The Zen Master’s voice rose. The champagne tasted bitter.
“No, of course, it is not intolerance. When we do it, it is called resistance, and pronounce the word please as the French do it.”
“But exerting pressure to stop a book from being published without reading it is very difficult to justify.”
“Justify? Okay, how about this? The publisher is a private entity, after careful consideration of different commercial factors, they have come to a decision that they do not want to publish a book. What, pray, is wrong in that? It’s just like builders, private entities themselves, come to a decision to walk away from a project after they receive a call from Dubai. This is not a freedom of speech issue, that is only between the individual and the state unless of course our books are getting taken off the market, at which point of time, we bring up the collusion of the authorities with the protesters and the industrial complex, all of them being extensions of the state, and thus make it about freedom of speech and intolerance.
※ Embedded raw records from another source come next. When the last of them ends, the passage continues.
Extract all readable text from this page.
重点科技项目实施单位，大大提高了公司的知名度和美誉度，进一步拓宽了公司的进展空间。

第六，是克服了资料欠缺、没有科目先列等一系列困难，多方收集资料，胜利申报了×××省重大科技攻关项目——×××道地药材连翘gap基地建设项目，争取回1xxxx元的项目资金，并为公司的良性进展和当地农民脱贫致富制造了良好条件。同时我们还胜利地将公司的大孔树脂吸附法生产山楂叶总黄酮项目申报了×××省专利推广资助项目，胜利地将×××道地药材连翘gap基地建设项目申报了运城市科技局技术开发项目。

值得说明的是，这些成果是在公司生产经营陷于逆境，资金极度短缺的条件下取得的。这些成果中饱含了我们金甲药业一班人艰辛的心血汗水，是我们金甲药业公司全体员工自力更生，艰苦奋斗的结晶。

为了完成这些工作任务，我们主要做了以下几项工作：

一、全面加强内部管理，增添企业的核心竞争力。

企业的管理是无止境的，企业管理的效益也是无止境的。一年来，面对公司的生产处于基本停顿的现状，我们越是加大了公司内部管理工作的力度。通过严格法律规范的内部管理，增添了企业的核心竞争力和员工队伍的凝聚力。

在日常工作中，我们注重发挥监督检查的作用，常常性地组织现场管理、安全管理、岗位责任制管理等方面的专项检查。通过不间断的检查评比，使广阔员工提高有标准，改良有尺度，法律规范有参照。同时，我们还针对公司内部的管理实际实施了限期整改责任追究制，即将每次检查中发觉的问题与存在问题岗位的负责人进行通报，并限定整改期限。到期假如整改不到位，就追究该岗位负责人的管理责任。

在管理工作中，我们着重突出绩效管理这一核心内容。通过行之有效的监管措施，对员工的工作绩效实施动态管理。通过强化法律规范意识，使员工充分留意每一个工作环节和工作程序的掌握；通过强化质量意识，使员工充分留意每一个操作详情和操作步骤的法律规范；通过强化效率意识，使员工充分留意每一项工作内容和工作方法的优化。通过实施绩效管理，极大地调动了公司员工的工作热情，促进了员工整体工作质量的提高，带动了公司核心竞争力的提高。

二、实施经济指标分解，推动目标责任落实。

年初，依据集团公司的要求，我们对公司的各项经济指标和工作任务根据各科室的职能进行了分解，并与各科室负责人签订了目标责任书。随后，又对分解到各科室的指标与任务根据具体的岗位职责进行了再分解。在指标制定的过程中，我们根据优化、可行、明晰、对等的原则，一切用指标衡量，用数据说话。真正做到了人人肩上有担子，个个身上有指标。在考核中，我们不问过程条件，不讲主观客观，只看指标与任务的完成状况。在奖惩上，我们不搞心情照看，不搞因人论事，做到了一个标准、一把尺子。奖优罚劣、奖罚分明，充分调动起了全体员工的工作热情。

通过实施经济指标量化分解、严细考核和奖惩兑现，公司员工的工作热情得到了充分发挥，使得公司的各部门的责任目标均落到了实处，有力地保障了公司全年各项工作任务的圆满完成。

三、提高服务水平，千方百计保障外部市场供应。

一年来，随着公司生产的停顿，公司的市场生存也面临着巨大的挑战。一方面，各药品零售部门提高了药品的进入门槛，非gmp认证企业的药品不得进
And if you find yourself ever looking like you are applying double standards, feel free to throw in words like “whataboutery”. And even if you forget everything, remember, the very last thing you should do, debates them on the merits of their arguments. Why? Because it presumes that their arguments can even have merits, which contradicts the axiom that they are always, all the time wrong, and we are absolutely right because we are totally left, I think I have had too much of this champagne, just remember that if they talk, it hurts our sentiments. Oh must I tell you everything, you are truly a tyro.”
The Novice stood, suitably chastised and enlightened.
“Now fetch me a decent drink from the sponsor’s tent outside, will you, and tell them I asked for it, by name, they won’t give you their best stuff otherwise, I need to put together my thoughts for my rant against neoliberalism later tonight, pretty please?